The setting was Manhattan, NY, in 1963 (the same year it was written, though it's "historical" now.) The story was a fast-paced, quick read with some suspense created by the number of dead-ends they hit. While the whodunit was guessable, it could have easily been one of several people, and we're not told the vital clue until the "big reveal" scene.

The main characters have very vivid personalities, and the viewpoint character is a very jaunty fellow. The characters kept me coming back, though the mystery was interesting, too. I especially like the Nero Wolfe movies, which capture the novels well.

There was some talk about people having affairs, but no sex scenes. There was a fair amount of explicit bad language. Overall, I'd recommend this book to those who like mysteries and the 60's but don't mind explicit bad language.

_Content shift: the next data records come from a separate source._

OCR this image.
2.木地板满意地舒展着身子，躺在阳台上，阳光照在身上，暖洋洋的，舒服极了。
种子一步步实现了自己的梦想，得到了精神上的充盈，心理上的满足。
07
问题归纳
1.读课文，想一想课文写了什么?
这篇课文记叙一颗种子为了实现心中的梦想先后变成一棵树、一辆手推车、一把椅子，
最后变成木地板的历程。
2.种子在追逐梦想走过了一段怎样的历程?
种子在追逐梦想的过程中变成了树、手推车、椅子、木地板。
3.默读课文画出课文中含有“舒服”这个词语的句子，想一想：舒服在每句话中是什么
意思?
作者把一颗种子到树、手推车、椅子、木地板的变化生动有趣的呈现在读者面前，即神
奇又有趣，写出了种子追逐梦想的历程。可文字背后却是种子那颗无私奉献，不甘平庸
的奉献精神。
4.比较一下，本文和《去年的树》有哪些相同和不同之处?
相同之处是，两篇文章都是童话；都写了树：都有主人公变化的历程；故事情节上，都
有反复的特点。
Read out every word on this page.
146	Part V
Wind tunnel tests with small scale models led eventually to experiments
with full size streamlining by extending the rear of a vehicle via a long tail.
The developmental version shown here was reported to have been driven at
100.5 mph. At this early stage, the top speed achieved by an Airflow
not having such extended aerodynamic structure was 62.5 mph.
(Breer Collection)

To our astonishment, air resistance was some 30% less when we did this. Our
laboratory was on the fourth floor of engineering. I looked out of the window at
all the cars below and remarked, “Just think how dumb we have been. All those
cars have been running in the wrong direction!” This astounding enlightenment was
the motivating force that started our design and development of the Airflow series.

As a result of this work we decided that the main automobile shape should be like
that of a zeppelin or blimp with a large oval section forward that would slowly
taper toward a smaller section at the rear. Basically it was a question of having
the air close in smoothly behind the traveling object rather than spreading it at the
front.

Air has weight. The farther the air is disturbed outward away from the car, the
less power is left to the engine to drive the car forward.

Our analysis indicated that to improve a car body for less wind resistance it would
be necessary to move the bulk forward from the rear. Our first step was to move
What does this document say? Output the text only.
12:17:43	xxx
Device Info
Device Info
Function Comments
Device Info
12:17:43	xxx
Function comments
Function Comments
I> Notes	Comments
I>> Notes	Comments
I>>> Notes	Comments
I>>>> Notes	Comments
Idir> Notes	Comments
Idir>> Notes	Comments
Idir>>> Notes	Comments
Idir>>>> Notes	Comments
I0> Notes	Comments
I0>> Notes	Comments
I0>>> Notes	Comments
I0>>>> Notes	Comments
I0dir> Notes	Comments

If you've read this book, what do you think about it? I'd be honored if you wrote your own opinion of the book in the comments.

Excerpt from Chapter One
When the doorbell rang a little after eleven that Tuesday morning in early June and I went to the hall and took a look through the one-way glass panel in the front door, I saw what, or whom, I expected to see: a face a little too narrow, gray eyes a little too big, and a figure a little too thin for the best curves. I knew who it was because she had phoned Monday afternoon for an appointment, and I knew what she looked like because I had seen her a few times at theaters or restaurants.

Also I had known enough about her, part from public record and part hearsay, to brief Nero Wolfe without doing any research.